Accor embark on bold dual venture with prominent Victorian ‘Brady’ family
Accor, together with prominent Victorian ‘Brady’ family of Amber Property Group, today, made a major dual hotel announcement. Entering the hotel scene for the first time, the Brady family will own The Sebel Melbourne Ringwood and Peppers Melbourne Richmond, both new-build hotels for Ringwood in Melbourne’s east and the historic Bridge Street in Richmond. Both hotels are scheduled to open in 2021/2022, respectively.
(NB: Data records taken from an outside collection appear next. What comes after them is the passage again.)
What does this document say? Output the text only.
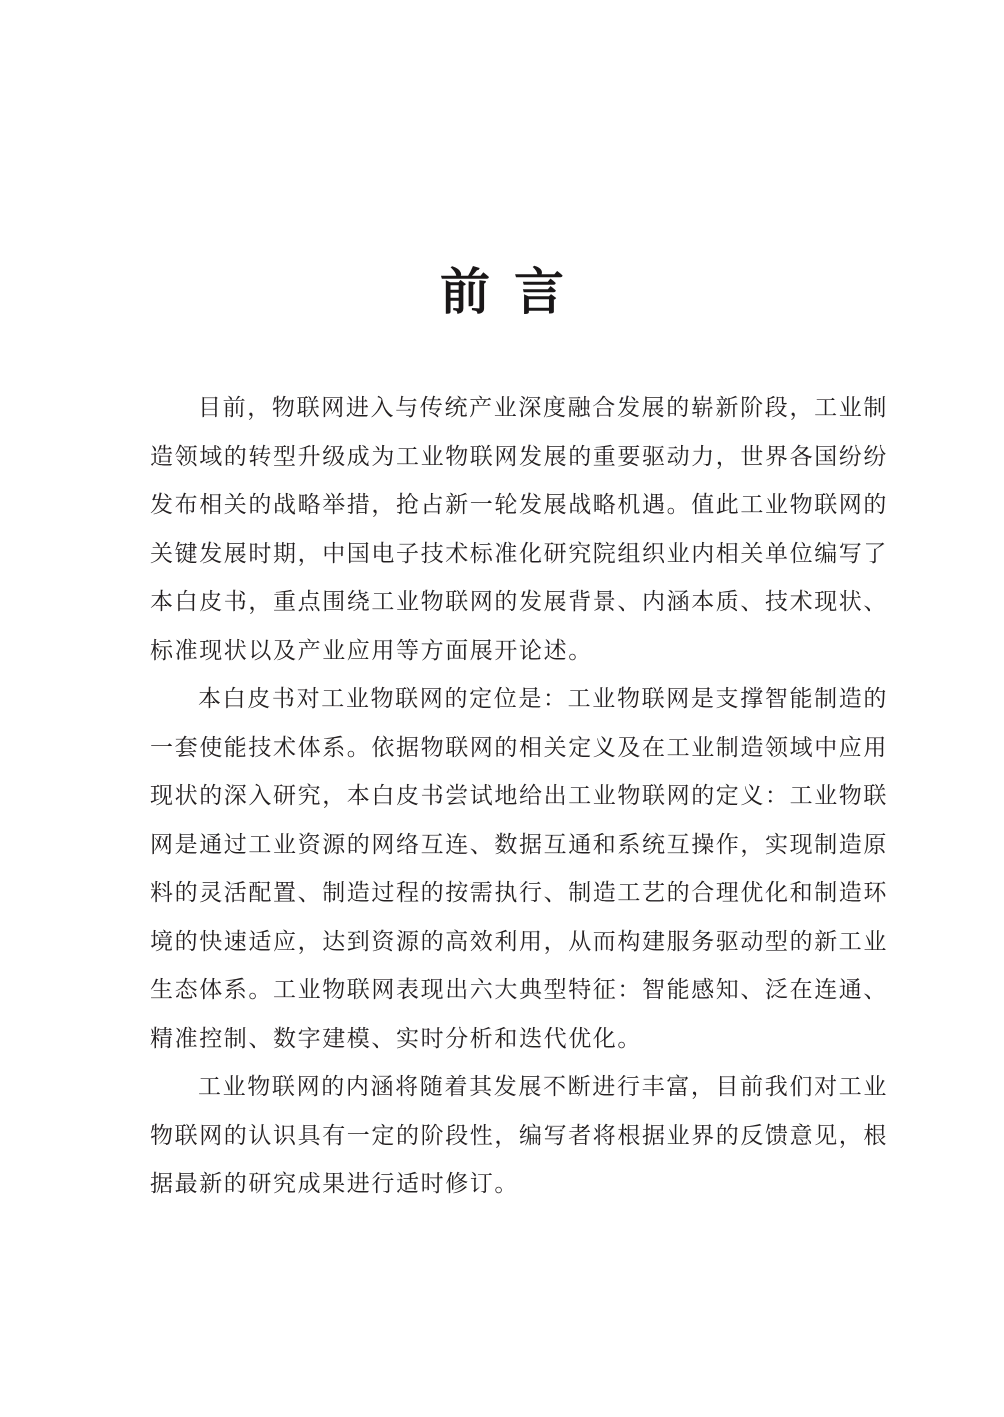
前 言

目前，物联网进入与传统产业深度融合发展的崭新阶段，工业制造领域的转型升级成为工业物联网发展的重要驱动力，世界各国纷纷发布相关的战略举措，抢占新一轮发展战略机遇。值此工业物联网的关键发展时期，中国电子技术标准化研究院组织业内相关单位编写了本白皮书，重点围绕工业物联网的发展背景、内涵本质、技术现状、标准现状以及产业应用等方面展开论述。

本白皮书对工业物联网的定位是：工业物联网是支撑智能制造的一套使能技术体系。依据物联网的相关定义及在工业制造领域中应用现状的深入研究，本白皮书尝试地给出工业物联网的定义：工业物联网是通过工业资源的网络互连、数据互通和系统互操作，实现制造原料的灵活配置、制造过程的按需执行、制造工艺的合理优化和制造环境的快速适应，达到资源的高效利用，从而构建服务驱动型的新工业生态体系。工业物联网表现出六大典型特征：智能感知、泛在连通、精准控制、数字建模、实时分析和迭代优化。

工业物联网的内涵将随着其发展不断进行丰富，目前我们对工业物联网的认识具有一定的阶段性，编写者将根据业界的反馈意见，根据最新的研究成果进行适时修订。
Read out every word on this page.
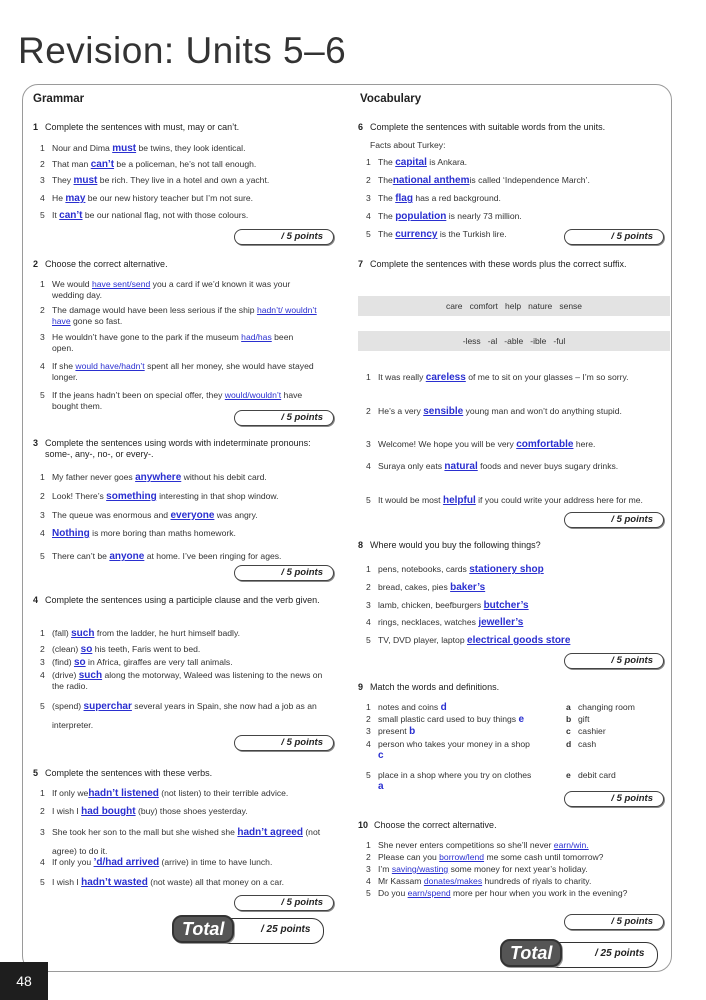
Revision: Units 5–6
Grammar
1 Complete the sentences with must, may or can’t.
1 Nour and Dima must be twins, they look identical.
2 That man can’t be a policeman, he’s not tall enough.
3 They must be rich. They live in a hotel and own a yacht.
4 He may be our new history teacher but I’m not sure.
5 It can’t be our national flag, not with those colours.
/ 5 points
2 Choose the correct alternative.
1 We would have sent/send you a card if we’d known it was your wedding day.
2 The damage would have been less serious if the ship hadn’t/ wouldn’t have gone so fast.
3 He wouldn’t have gone to the park if the museum had/has been open.
4 If she would have/hadn’t spent all her money, she would have stayed longer.
5 If the jeans hadn’t been on special offer, they would/wouldn’t have bought them.
/ 5 points
3 Complete the sentences using words with indeterminate pronouns: some-, any-, no-, or every-.
1 My father never goes anywhere without his debit card.
2 Look! There’s something interesting in that shop window.
3 The queue was enormous and everyone was angry.
4 Nothing is more boring than maths homework.
5 There can’t be anyone at home. I’ve been ringing for ages.
/ 5 points
4 Complete the sentences using a participle clause and the verb given.
1 (fall) such from the ladder, he hurt himself badly.
2 (clean) so his teeth, Faris went to bed.
3 (find) so in Africa, giraffes are very tall animals.
4 (drive) such along the motorway, Waleed was listening to the news on the radio.
5 (spend) superchar several years in Spain, she now had a job as an interpreter.
/ 5 points
5 Complete the sentences with these verbs.
1 If only wehadn’t listened (not listen) to their terrible advice.
2 I wish I had bought (buy) those shoes yesterday.
3 She took her son to the mall but she wished she hadn’t agreed (not agree) to do it.
4 If only you ’d/had arrived (arrive) in time to have lunch.
5 I wish I hadn’t wasted (not waste) all that money on a car.
/ 5 points
/ 25 points
Total
Vocabulary
6 Complete the sentences with suitable words from the units.
Facts about Turkey:
1 The capital is Ankara.
2 Thenational anthemis called ‘Independence March’.
3 The flag has a red background.
4 The population is nearly 73 million.
5 The currency is the Turkish lire.	/ 5 points
7 Complete the sentences with these words plus the correct suffix.
care   comfort   help   nature   sense
-less   -al   -able   -ible   -ful
1 It was really careless of me to sit on your glasses – I’m so sorry.
2 He’s a very sensible young man and won’t do anything stupid.
3 Welcome! We hope you will be very comfortable here.
4 Suraya only eats natural foods and never buys sugary drinks.
5 It would be most helpful if you could write your address here for me.
/ 5 points
8 Where would you buy the following things?
1 pens, notebooks, cards stationery shop
2 bread, cakes, pies baker’s
3 lamb, chicken, beefburgers butcher’s
4 rings, necklaces, watches jeweller’s
5 TV, DVD player, laptop electrical goods store
/ 5 points
9 Match the words and definitions.
1 notes and coins d
2 small plastic card used to buy things e
3 present b
4 person who takes your money in a shop c
5 place in a shop where you try on clothes a
a changing room
b gift
c cashier
d cash
e debit card
/ 5 points
10 Choose the correct alternative.
1 She never enters competitions so she’ll never earn/win.
2 Please can you borrow/lend me some cash until tomorrow?
3 I’m saving/wasting some money for next year’s holiday.
4 Mr Kassam donates/makes hundreds of riyals to charity.
5 Do you earn/spend more per hour when you work in the evening?
/ 5 points
/ 25 points
Total
48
The Sebel Melbourne Ringwood will add 103 serviced apartment-style rooms to Melbourne east’s growth corridor in Ringwood. Spanning seven-floors, the property will feature, 48 studio apartments, 48 one-bedroom suites and 7 two-bedroom suites, with a fitness centre, two function rooms, a restaurant, reception area, and lobby bar/cafe.
Located 23km east of Melbourne’s CBD, Ringwood is a leafy suburban area in the midst of transition into a decentralised business hub. With the Victorian Government focused on decentralising business outside of the CBD, Ringwood has been identified as a growing Melbourne pocket, benefiting from major arterial roads and rail connections, and as a gateway to Victoria’s premier food and wine destination, the Yarra Valley.
Peppers Melbourne Richmond, located on the historic 1800’s Bridge Street, will celebrate its heritage with a blended historic yet modern façade. With 83 guestrooms, the hotel will feature a restaurant, bar, and health & fitness centre. Located just 1km from the Melbourne Cricket Ground, Peppers Melbourne Richmond will service patrons attending the Boxing Day Test, AFL games, State of Origin and other big name events.
With the newly upgraded $1.3b Epworth Hospital located within 300m, Peppers Melbourne Richmond will also act as a great auxiliary service to the hospital, with limited hotel infrastructure in the existing area.
PriceLine releases study on US traveller preferences by over four generations
PriceLine released (24-Sep-2019) its ‘Generation Travel Index’ survey covering four generations of US travellers: Generation Z, Millennials, Generation X and Baby Boomers. The survey found that the cost of travel is the most important consideration for US travellers, and this priority grows over time. According to the survey:
- 75% of Millennials reported cost is their top priority when planning a vacation, a figure that rises to 80% among Generation X, and up to 86% of Baby Boomers. 67% of Gen Z travelers do believe that price is paramount, being the least cost sensitive generation on the whole, and also the likeliest to characterise themselves as “big spenders” on vacation;
- If given an extra USD100 to spend on vacation, 25% of travellers stated they would spend it on “unique experiences,” the most cited option, rather than airfare or lodging. 18% stated they would spend it on food, 7% would spend the money upgrading their hotel, and only 5% would spend it on airfare;
- 48% of Gen Z respondents report that photos posted to social media inspire them to travel, the most among all age groups. Gen Z travellers are the most likely age group to describe themselves as “thrill seekers” when they travel. Nearly one in five (19%) say they travel to experience “new, extreme” thrill;
- As travellers age, a desire for relaxation grows: 36% of Gen Z US travellers describe themselves as “relaxers”, compared to 41% of Millennials (41%), 50% of Generation X travellers and 68% of Baby Boomers (68%);
- For all Americans, “sustainability” was cited as the most important factor when choosing an airline or hotel. It was chosen first by 52% of respondents in the study. The middle generations – Millennials (57%) and Generation X (55%) were the two likeliest to consider sustainability the top consideration, though that opinion was shared by nearly half of Gen Z (48%) and Baby Boomers (46%);
- 51% of respondents also reported no loyalty to any one airline or hotel brand, while 22% said they were loyal to a “small number” of brands. Baby Boomers were the least brand-loyal across all generations, with 59% of Boomers reporting no allegiance whatsoever;
- 82% expect WiFi to be free when they travel, within a hotel in particular. WiFi tops the list of hotel amenities that US travellers would be least willing to pay for. The younger the respondent, the less willing they are to pay;
- On a flight, US travellers cited “extra leg room” and “higher class” seating (both 35%) as the fee they would be least willing to pay for. Early check in and the ability to select their seat were the most popular options, cited by 29%.